Vendedores informais de Maputo têm de escolher entre a fome e a doença

por Lusa

Joana Angélica, 37 anos, volta a abrir hoje a improvisada banca de legumes em Magoanine, subúrbios de Maputo, mas desta vez está com "a cabeça entre a fome e a doença", devido à ameaça da doença respiratória covid-19.

"Não sou parva, sei que está a acontecer algo grave em todo o mundo e no meu país, mas se fico em casa, morro à fome, porque vivo disto e alimento os meus filhos sozinha há muitos anos", diz Joana Angélica.

A vendedora informal fala à Lusa sobre os riscos de continuar a vender numa banca improvisada ao lado de uma paragem de autocarros apinhada de passageiros, face à ameaça de propagação da pandemia provocada pelo novo coronavírus.

Mãe solteira de três filhos, o rendimento diário da venda de legumes que adquire no mercado grossista do Zimpeto, em Maputo, é todo usado para a compra de alimentação e não resta margem para poupança.

"Não saio daqui com mais do que dois mil meticais (27 euros) e com esse dinheiro tenho de voltar ao Zimpeto para comprar produtos para o dia seguinte e pagar todas as minhas despesas", explica.

Após anos de negócio na rotunda de Magoanine, a cerca de 10 quilómetros do centro de Maputo, sente que agora está a vender com "a cabeça" entre a fome que vai passar, se tiver de ficar em casa, e um grande receio: "a morte por coronavírus" ao arriscar continuar a vender na rua.

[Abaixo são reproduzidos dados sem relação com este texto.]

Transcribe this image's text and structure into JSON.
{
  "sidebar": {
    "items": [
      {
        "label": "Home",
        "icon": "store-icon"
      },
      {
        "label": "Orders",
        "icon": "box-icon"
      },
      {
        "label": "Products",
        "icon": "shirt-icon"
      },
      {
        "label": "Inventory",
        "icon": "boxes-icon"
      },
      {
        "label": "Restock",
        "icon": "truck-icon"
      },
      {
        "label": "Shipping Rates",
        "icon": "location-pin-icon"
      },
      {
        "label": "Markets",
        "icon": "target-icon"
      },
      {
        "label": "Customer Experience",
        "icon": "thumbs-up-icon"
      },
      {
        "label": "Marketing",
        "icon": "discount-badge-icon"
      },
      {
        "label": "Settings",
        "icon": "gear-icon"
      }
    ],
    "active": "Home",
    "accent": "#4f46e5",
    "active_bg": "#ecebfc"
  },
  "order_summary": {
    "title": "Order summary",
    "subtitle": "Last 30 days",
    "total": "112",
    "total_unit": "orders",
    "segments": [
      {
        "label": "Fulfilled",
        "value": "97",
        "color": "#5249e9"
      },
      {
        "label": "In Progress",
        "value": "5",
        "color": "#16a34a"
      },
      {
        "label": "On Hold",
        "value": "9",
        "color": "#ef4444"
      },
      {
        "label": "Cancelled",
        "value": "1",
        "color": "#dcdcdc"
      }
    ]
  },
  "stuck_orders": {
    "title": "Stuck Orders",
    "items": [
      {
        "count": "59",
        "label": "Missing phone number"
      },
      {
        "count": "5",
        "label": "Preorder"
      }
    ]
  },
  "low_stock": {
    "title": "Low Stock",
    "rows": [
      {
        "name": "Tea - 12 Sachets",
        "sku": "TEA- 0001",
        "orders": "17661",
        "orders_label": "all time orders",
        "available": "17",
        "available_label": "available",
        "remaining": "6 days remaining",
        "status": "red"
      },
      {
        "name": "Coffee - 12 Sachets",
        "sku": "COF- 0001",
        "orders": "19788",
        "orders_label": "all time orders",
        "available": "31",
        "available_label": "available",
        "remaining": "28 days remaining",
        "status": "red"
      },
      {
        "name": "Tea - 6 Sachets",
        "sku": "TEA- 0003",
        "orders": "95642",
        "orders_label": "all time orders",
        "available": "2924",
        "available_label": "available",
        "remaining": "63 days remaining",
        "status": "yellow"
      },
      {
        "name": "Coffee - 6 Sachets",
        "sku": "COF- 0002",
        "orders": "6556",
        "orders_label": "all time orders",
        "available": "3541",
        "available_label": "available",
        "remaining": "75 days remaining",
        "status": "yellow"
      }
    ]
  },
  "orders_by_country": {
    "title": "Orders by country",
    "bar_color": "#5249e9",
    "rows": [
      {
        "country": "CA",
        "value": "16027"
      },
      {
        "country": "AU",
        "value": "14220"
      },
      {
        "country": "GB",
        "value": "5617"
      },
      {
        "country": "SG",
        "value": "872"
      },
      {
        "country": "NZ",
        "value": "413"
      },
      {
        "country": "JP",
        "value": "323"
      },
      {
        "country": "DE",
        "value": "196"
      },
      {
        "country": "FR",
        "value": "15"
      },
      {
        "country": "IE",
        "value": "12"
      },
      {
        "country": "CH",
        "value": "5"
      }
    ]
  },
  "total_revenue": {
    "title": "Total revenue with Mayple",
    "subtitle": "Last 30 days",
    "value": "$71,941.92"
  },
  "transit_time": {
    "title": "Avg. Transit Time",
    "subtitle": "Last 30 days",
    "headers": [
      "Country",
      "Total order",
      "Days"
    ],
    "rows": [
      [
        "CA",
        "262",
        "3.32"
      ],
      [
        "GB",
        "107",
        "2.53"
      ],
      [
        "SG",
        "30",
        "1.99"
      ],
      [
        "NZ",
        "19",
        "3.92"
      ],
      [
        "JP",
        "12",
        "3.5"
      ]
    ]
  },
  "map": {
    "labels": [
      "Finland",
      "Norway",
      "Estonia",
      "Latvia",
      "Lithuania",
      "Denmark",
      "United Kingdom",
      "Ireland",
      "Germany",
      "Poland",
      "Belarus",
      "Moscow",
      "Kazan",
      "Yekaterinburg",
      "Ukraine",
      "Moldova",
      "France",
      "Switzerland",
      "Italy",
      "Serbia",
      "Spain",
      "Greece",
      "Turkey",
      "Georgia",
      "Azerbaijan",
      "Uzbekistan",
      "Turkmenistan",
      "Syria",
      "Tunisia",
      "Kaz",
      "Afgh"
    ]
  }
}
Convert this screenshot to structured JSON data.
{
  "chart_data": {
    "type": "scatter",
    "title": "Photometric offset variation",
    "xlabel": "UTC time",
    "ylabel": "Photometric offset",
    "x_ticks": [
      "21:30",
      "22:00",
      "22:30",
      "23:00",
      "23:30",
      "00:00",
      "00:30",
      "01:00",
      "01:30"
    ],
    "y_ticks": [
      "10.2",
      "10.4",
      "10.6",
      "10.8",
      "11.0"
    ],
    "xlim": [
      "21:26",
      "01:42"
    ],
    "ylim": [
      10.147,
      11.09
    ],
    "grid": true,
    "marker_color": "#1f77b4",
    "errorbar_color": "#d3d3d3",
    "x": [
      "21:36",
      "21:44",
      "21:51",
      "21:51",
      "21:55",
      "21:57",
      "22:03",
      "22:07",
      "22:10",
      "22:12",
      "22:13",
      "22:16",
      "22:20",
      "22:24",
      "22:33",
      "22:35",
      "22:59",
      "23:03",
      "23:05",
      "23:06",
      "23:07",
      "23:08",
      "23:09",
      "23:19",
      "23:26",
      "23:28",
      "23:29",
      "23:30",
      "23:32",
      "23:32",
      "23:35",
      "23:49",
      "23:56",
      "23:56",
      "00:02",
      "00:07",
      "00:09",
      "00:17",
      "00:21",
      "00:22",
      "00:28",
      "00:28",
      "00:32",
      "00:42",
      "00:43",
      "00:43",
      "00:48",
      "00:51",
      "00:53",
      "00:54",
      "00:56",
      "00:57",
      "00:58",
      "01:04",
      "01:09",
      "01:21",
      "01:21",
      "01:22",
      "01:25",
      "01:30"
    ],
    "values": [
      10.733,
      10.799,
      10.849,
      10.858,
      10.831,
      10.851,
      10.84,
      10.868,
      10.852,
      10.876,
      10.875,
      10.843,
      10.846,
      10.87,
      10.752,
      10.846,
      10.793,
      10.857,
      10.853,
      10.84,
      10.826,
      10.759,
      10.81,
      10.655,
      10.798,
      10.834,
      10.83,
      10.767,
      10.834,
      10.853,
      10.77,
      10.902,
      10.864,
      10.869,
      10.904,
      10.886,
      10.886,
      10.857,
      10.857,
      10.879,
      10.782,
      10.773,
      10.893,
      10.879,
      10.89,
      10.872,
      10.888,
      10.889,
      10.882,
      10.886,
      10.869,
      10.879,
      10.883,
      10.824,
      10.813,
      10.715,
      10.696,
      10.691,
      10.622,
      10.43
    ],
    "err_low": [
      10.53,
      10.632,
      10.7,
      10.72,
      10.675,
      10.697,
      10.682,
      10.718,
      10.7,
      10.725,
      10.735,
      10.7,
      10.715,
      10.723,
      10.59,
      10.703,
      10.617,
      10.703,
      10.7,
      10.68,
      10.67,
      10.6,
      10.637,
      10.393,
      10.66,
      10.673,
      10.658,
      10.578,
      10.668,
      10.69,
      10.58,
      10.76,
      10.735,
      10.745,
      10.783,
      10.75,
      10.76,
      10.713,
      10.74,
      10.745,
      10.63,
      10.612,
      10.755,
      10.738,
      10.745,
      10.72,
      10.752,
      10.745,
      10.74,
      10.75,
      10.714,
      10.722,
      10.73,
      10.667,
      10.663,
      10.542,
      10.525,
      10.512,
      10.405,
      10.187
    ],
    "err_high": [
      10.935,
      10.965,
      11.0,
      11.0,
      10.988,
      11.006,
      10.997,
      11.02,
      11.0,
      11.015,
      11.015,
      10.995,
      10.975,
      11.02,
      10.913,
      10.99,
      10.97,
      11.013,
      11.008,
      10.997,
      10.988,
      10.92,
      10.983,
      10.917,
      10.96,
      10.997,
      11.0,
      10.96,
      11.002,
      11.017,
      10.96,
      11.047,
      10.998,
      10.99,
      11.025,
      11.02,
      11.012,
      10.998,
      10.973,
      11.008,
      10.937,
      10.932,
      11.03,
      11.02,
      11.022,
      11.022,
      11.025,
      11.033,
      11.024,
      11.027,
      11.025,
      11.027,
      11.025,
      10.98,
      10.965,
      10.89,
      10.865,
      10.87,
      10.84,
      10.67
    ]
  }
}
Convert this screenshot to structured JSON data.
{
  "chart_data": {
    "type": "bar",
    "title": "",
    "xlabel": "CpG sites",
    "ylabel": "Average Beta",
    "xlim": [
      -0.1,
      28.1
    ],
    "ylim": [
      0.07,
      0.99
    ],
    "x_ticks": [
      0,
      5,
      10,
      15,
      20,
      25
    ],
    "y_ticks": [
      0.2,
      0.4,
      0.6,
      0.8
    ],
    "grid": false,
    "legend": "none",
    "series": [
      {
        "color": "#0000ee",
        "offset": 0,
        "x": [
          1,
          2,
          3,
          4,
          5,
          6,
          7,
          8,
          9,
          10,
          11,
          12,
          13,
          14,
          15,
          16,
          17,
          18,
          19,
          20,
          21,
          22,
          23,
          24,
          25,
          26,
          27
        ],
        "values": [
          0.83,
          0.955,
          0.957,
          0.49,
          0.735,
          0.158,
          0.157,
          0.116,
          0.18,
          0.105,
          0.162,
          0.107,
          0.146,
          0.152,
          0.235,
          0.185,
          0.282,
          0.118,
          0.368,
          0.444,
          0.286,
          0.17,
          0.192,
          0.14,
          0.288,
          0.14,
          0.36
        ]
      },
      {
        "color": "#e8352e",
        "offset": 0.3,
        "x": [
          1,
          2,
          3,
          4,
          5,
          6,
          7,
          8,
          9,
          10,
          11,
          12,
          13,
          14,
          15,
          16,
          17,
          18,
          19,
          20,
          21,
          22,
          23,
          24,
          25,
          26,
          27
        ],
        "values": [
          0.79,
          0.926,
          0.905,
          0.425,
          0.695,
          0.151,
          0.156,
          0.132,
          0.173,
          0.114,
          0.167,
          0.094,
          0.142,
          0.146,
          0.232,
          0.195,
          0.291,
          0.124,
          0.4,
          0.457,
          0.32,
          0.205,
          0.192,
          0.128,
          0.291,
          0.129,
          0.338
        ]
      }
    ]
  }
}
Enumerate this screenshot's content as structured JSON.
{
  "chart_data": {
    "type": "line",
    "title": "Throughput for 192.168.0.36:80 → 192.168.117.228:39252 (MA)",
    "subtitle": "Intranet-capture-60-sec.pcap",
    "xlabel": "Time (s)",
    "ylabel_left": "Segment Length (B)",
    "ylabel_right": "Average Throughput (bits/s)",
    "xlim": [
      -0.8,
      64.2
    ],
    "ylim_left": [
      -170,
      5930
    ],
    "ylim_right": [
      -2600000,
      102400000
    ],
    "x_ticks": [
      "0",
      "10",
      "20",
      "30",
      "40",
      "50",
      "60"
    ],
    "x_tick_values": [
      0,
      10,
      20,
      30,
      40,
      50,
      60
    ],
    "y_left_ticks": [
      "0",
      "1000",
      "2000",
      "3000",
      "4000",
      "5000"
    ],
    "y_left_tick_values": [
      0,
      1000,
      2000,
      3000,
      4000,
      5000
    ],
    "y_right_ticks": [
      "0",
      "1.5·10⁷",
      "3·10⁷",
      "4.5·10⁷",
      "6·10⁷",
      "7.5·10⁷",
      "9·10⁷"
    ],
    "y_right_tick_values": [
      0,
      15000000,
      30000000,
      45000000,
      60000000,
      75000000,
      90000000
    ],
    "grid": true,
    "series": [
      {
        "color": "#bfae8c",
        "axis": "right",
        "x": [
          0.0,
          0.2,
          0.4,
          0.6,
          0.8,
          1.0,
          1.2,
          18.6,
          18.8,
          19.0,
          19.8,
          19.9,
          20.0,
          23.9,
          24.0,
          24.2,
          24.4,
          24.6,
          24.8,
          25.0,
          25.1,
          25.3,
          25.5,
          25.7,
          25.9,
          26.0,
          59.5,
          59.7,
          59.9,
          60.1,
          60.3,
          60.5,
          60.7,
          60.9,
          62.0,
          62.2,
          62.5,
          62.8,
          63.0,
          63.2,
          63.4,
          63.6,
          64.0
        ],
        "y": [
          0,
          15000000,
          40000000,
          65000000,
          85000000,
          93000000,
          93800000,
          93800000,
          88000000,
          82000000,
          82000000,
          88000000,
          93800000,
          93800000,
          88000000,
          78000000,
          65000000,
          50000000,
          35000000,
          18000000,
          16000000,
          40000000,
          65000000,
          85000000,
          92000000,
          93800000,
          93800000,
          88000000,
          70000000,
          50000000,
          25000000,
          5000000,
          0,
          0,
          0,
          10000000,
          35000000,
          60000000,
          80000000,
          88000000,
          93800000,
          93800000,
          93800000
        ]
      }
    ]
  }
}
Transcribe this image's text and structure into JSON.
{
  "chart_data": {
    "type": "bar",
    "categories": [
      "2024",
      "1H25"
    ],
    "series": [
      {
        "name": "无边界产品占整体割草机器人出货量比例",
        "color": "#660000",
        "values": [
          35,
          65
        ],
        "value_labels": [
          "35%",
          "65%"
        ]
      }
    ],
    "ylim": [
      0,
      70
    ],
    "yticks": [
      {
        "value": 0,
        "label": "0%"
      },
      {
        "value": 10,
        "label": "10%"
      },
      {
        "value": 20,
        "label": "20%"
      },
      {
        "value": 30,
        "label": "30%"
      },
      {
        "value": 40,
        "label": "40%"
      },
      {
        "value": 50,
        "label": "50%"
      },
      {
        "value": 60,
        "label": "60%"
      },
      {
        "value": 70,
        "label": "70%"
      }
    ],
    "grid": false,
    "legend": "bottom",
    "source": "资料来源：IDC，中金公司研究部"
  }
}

Verónica Zunguza diz que vive tempos de desespero porque receia apanhar o novo coronavírus na paragem de autocarros da Praça da Juventude, em Maputo, onde vende fruta num pedaço de saco estendido no chão e ao ar livre.

Mas, por outro lado, dá-lhe um aperto no coração só de pensar em encarar os filhos todos os dias sem nada para lhes dar de comer.

"Que faço? Fico em casa à espera que o `corona` me encontre a mim e aos meus filhos já mortos à fome ou vou à praça vender e esperar que Deus me proteja dessa doença", pergunta Verónica Zunguza.

Como muitos rapazes que migram das zonas rurais para os principais centros urbanos de Moçambique, Venâncio Quissico vende na rua recargas de telemóvel que compra nas lojas e se tiver de ficar em casa, não terá o que comer.

"Vivo em casa de uma tia doente e se paro de vender recargas não sei o que hei de comer, porque o que ganho nunca deu para poupar nem para um fim de semana", afirma Quissico.

O Centro para a Democracia e Desenvolvimento (CDD), uma organização da sociedade civil moçambicana, considera que milhares de famílias podem passar fome caso haja uma medida de confinamento em casa para prevenir a propagação da doença respiratória covid-19, porque dependem do comércio informal.

A organização propôs que se estude a introdução de uma cesta básica para as famílias de trabalhadores informais.

Para já, o estado de emergência anunciado pelo Presidente moçambicano, Filipe Nyusi, não prevê medidas de confinamento, mas apenas de limitação à circulação.

O chefe de Estado referiu que a implementação de medidas como o recolher obrigatório depende da evolução das infeções no país e do cumprimento das restrições agora anunciadas.

Moçambique tem oito casos oficialmente registados, sem mortes.

O número de mortes em África subiu para 173 nas últimas horas, com os casos confirmados a ultrapassarem os 5.000 em 47 países, de acordo com as mais recentes estatísticas sobre a doença no continente.

O novo coronavírus, responsável pela pandemia da covid-19, já infetou mais de 791 mil pessoas em todo o mundo, das quais morreram mais de 38 mil.

Dos casos de infeção, pelo menos 163 mil são considerados curados.

Depois de surgir na China, em dezembro, o surto espalhou-se por todo o mundo, o que levou a Organização Mundial da Saúde (OMS) a declarar uma situação de pandemia.